# New Serena Kinders pics



## lissablack (Nov 30, 2009)

I'm trying to get pictures for the web page that I have done nothing on yet, and I uploaded these to a facebook album. I thought I would post the link to it instead of putting them all here, and same some space.

I haven't ever done "public" anything on Facebook before, so I hope this works.

Here is the link - https://www.facebook.com/media/set/?set ... 1392704946

Jan


----------



## GotmygoatMTJ (Apr 25, 2009)

I got to the pretty grey and white does face, and couldn't view any other pictures. Not sure why.
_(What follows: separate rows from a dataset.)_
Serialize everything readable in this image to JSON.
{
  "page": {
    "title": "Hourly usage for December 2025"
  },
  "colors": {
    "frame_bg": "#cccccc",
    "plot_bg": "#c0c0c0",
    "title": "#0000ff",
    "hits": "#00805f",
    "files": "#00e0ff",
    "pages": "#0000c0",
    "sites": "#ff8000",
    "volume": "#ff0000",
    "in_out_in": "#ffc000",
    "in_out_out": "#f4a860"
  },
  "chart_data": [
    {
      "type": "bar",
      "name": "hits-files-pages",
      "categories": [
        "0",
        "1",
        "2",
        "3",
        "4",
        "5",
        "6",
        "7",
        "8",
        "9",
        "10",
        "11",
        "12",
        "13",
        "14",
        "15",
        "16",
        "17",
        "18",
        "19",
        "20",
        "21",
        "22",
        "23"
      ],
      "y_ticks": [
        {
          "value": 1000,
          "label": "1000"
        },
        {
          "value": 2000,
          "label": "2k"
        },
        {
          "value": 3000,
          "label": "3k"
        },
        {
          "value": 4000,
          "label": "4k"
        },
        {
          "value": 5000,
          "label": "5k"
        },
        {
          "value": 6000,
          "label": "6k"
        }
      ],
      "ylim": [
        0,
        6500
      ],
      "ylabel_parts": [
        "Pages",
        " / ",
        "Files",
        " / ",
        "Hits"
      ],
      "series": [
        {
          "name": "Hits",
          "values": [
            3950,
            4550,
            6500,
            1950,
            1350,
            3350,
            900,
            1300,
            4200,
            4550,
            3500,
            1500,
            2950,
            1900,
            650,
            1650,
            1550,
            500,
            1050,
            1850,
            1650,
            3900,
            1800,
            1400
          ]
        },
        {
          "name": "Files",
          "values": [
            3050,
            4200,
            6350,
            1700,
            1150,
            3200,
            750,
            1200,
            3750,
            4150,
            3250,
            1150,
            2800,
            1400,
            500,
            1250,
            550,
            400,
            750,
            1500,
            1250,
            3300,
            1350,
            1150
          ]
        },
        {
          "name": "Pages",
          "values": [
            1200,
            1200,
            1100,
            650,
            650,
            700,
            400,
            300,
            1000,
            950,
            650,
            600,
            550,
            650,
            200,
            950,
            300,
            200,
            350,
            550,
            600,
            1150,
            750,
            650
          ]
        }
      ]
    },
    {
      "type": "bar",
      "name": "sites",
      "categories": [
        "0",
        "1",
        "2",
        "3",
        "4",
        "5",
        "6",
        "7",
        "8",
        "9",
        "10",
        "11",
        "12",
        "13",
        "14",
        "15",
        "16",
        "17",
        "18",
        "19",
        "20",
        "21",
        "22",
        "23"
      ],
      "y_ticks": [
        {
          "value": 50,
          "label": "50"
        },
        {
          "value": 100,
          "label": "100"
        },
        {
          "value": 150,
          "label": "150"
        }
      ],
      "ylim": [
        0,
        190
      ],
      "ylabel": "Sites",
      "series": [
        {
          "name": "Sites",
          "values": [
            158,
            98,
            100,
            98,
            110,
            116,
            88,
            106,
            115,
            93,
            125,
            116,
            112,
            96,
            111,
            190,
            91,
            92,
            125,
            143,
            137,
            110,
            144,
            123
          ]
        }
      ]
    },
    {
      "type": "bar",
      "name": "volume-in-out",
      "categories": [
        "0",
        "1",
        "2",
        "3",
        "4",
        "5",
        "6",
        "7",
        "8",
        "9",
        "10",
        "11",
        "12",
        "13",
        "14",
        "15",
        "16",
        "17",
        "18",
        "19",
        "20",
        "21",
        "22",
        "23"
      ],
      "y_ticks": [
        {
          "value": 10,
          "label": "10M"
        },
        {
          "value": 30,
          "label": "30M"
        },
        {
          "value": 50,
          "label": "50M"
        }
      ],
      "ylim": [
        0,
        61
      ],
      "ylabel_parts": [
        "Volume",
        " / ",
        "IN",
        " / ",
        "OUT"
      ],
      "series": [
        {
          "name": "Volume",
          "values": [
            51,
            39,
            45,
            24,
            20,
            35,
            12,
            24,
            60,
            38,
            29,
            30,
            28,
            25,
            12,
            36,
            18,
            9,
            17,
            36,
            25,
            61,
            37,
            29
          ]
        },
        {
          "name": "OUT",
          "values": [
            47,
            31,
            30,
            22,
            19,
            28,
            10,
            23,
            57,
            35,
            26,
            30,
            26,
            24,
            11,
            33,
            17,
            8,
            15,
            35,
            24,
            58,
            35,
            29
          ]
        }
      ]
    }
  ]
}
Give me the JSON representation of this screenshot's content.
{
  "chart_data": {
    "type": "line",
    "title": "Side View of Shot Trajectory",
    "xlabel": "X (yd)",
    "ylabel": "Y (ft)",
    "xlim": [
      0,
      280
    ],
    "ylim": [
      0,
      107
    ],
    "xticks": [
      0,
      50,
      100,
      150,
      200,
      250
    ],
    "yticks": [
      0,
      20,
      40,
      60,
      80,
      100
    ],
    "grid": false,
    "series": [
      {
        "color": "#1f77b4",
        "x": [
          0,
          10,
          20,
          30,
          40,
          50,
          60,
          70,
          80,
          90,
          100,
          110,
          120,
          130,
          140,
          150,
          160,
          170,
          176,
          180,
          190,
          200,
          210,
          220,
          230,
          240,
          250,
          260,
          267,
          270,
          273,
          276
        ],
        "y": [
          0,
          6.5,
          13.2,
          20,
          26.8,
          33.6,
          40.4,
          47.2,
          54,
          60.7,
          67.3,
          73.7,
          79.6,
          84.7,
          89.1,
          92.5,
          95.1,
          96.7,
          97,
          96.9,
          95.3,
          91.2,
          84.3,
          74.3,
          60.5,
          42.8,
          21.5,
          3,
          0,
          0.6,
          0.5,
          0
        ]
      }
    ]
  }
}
To save space on your website, you can actually copy and paste your pictures onto your website from your facebook. To resize, keep pressing the 'shift' button to keep it from distorting and stretching the image too much.  That's what I do for my website.


----------



## lissablack (Nov 30, 2009)

O dear, when I used this link it worked for all of them, and I have no idea what to do about it. If it doesn't work for anyone but me I will post them here. I got them all sized so I can do it from my desktop. I'm pretty happy with some of these pictures.

Jan


----------



## GotmygoatMTJ (Apr 25, 2009)

They worked for me this time! I think Facebook was just being stupid, as usual. 
Beautiful goaties.


----------



## lissablack (Nov 30, 2009)

Thank you twice! 

Jan


----------



## RowdyKidz (Apr 2, 2009)

BEAUTIFUL goats!!!!! I want Kinders now!!


----------



## lissablack (Nov 30, 2009)

Thanks! Kinders are really practical. the perfect homestead goat. Not big enough for commercial uses, and there aren't enough of them to have much of a showing use in most places, but you can't beat their milk, and their live weight to meat weight is comparable to boers. But they are a lot smaller of course. Easier to handle. I love them.

Jan


----------



## RMADairyGoats (Jun 20, 2011)

Pretty goats! BTW in the last Dairy Goat Journal I saw a pic of one of your does! She was beautiful! :drool:


----------



## toth boer goats (Jul 20, 2008)

Very nice..... :thumb:


----------



## lissablack (Nov 30, 2009)

Thank you both. I was thrilled to be chosen to put a pic in the Dairy Goat Journal ad.

Jan


----------



## RMADairyGoats (Jun 20, 2011)

Was the pic in the ad the doe in your avatar? She sure was beautiful! I think that was one of the most gorgeous goats I have seen!! :drool: What a lucky duck you are to have the honor of owning her! :drool: :drool: :drool:


----------



## Bona Fide (Oct 9, 2007)

V*E*R*Y *P*R*E*T*T*Y!!!


----------



## lissablack (Nov 30, 2009)

Thank you, yes that is the same doe kid. She is almost 7 months old now. She was born here and I am pretty proud of her. Mostly luck. I got a really good batch of kids this year. Mostly luck. I'm learning, but don't know enough or have enough experience to claim any credit for it. I got good animals to start with because I let good people choose them for me, and in a case or two I was just lucky. I have a good base now and I hope it holds up.

Jan


----------